After years spent discovering gems in Phonica’s end of year lists, it made sense to give them a regular space on FACT. Every Saturday, staff from the Soho institution pick out the five vinyl records you should grab this week.



VARIOUS ARTISTS
‘Workshop 21’ 12″
(Workshop)

The always on-point Workshop presents four artists new to the label on an unusually diverse EP, wandering to the edge of the dancefloor on Willow’s skeletal ‘Feel Me’ and Herron’s ‘Lost Track’ and out of the club entirely on the heat-warped pop of Tapes. Closing the EP in a flutter of funk synths and heavy feels is The Horn’s ‘Villager’, a 1996 track originally released on Universal Language and fully deserving of a resurrection.

Audio / Buy here



GAVIN RUSSOM
‘LIES025.5 (Mantle of the Stars)’ 12″
(L.I.E.S.)

Many-monikered New York artist and DFA affiliate Gavin Russom boards the good ship L.I.E.S. for a nasty analogue throwdown, blending horror synths and clanging percussion on the menacing ‘Mantle of the Stars’ while ‘Brood Queen’ cranks up the tempo for the kind of nerve-rattling club banger you’d play at an End Of The World party.
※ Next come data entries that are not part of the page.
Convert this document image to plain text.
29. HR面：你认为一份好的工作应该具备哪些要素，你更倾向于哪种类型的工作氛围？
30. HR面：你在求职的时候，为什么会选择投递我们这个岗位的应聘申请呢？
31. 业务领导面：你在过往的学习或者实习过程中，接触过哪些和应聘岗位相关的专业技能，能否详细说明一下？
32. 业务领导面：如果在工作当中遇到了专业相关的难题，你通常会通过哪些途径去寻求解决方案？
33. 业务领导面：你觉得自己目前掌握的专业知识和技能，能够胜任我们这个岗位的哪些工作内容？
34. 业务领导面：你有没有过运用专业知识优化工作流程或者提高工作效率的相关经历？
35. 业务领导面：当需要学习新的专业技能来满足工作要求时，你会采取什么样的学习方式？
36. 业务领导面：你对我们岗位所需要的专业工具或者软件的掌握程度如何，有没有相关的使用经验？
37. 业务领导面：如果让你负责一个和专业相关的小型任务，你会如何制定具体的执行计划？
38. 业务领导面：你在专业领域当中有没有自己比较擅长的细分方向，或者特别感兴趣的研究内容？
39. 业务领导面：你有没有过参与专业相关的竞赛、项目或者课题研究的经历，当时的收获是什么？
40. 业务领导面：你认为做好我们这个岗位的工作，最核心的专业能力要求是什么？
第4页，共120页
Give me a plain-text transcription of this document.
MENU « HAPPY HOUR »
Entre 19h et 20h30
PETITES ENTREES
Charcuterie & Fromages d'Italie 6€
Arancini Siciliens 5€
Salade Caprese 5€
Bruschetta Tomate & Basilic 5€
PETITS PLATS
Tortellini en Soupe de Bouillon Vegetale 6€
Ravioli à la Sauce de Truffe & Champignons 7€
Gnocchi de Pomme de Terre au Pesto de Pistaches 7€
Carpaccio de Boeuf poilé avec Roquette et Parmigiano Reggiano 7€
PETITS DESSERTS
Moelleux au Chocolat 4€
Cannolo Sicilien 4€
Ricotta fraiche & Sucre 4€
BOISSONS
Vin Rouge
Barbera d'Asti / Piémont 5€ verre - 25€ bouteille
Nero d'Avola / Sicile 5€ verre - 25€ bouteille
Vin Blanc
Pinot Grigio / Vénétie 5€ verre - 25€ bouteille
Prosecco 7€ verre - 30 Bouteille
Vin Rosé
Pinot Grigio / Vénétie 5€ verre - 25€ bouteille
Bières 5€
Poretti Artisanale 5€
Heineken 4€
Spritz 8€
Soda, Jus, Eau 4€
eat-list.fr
Closer ‘The Telstar File’ is more alarming still, like a K-holed vision of The Texas Chainsaw Massacre. So recommended.

Audio / Buy here



NDAGGA RHYTHM FORCE
‘Yermande’ 12″
(Ndagga)

Basic Channel’s Mark Ernestus has been drawing more lines across his spider diagram of global bass frequencies with his Ndagga project, introducing a strain of Senegalese Mbalax to the heady blend of Jamaican dub and German minimal techno already perfected by Rhythm & Sound. ‘Yermande’ features the seductive vocals of Mbene Diatta Seck and comes in punchy ‘Kick and Bass’ or hypnotic ‘Prophet 5’ mixes.

Audio / Buy here



CARL & CAROL JACOBS
‘Robot Jam’ 12″
(Emotional Rescue)

Emotional boss and record nerd Stuart Leath spent two years tracking down Trinidadian husband-and-wife team Carl and Carol Jacobs to reissue their two-part 1986 obscurity ‘Robot Jam’, an unexpectedly divine electro-calypso jam that’s as cold as an android’s heart. The B-side has an echo-laden “re-rub” from Nick The Record and Dan Tyler of the Idjut Boys.

Audio / Buy here



VARIOUS ARTISTs
‘Mogul 3’ 12″
(Themes For Great Cities)

Düsseldorf’s Themes For Great Cities label kicked off its slow-moving Mogul series way back in 2009 as a platform to show off the assortment of musicians affiliated with the city’s Salon Des Amateurs venue. Mogul 3 features Harmonious Thelonious of The Durian Brothers on the supremely weird, accordion-assisted ‘Cheap Thrills’, Lucas Croon & Carsten Dämbkes with some smacking acid, Tim Schumacher doing hazy house and Al going back to the city’s roots with a kraut-jazz epic.